The traditions of the holiday season always leaves me feeling more connected to family. For me, the traditions transcend the miles and milestones.
Whether its unpacking the Christmas decorations my Grandmother made or hanging my childhood stocking or spending the day baking cookies, it all reminds me of holidays gone by and makes me smile for the holidays yet to come.
This holiday season, remembering the loved ones in our life that are no longer with us can make us pause, make us cry, make us smile and make us laugh. A subtle smile and far-off daze of remembrance or a more deliberate moment of remembrance can help warm our hearts and souls this holiday season.
My top ten suggestions for honoring your loved ones memories.
Tell Stories. As you unpack handmade decorations, share the story behind it and if possible make a connection to the present. My grandmother crochet these snowmen long, long ago. Now that my kids and I have completed some of our own crocheting projects the connection between the past and present is more poignant. Create a Keepsake Scrapbook like the one seen here on View Along the Way. It’s such a wonderful record of the past. I really should make the time to complete one for my family. How often do we forget why or how we acquired an ornament or decoration?
Place a wreath at the grave — or in my case, have your sister place a wreath for the family and send everyone a photo.
Use special dishes or serving wear. I have old mini-cupcake tins that were my Grandmothers, Santa appetizer knives and fast-food wine glasses that all make a special appearance around the holidays.
Light a candle.
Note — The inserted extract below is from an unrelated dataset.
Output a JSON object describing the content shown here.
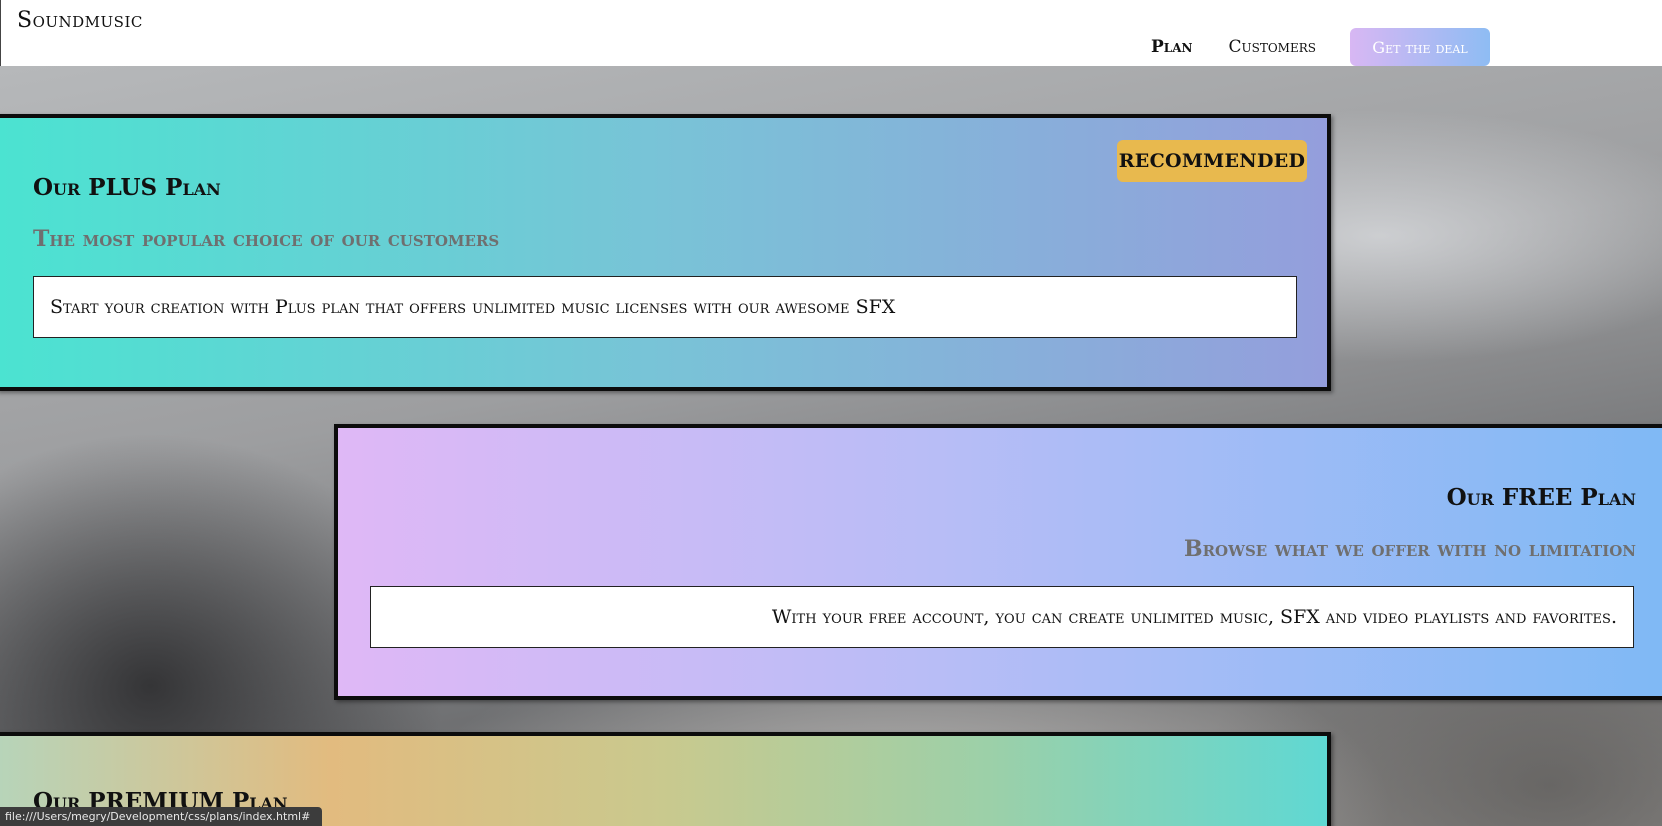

I’ll admit, I have very few candles adorning my home anymore so this is not a tradition for myself and my family but I wanted to include it as I know it is a tradition for many other families. Sitting by candle light always seems to have a calming effect on my breath; unless you have children that like to insist that their current heavy breathing is indeed their normal breath and you have to keep relighting the candles.
Release a lantern. Once in my life have I released a Chinese lantern. My hands were nearly numb, my nose was running and I loved every minute of it. Being part of a larger lantern lighting festival with hundreds being released is on my bucket list.
Watching old movies on Christmas Eve. Whether it’s very old home movies or simply those from when your own family was young, seeing and hearing the sounds of past holidays is simply wonderful. If you don’t have old movies, look back through old pictures.
Make a special food or drink. My Grandma used to serve only hors D’ouvre’s for Christmas Eve dinner. My husband insists on making Eggnog, although it always ends in extreme discomfort. Smell can evoke such strong emotions, so don’t be surprised if memories come flooding back.
Create or hang a memorial ornament. While I have several ornaments that are very near and dear to my heart, I haven’t created a memorial ornament (you can check out Pinterest for ideas). Hallmark voice recording ornaments can be such keepsakes. (But I will recommend creating a separate digital recording for safe-keeping as I have been heart-broken to have some of my voice recorded ornaments stop working).
Make a donation of time or money. If your loved one had a special charity that they themselves used to donate time or money to, continue the tradition in their name.
Make a toast or include them in a prayer. Bring their name and memory to the Christmas celebration. Make a toast to them for what they have given you or include them by name in your prayer.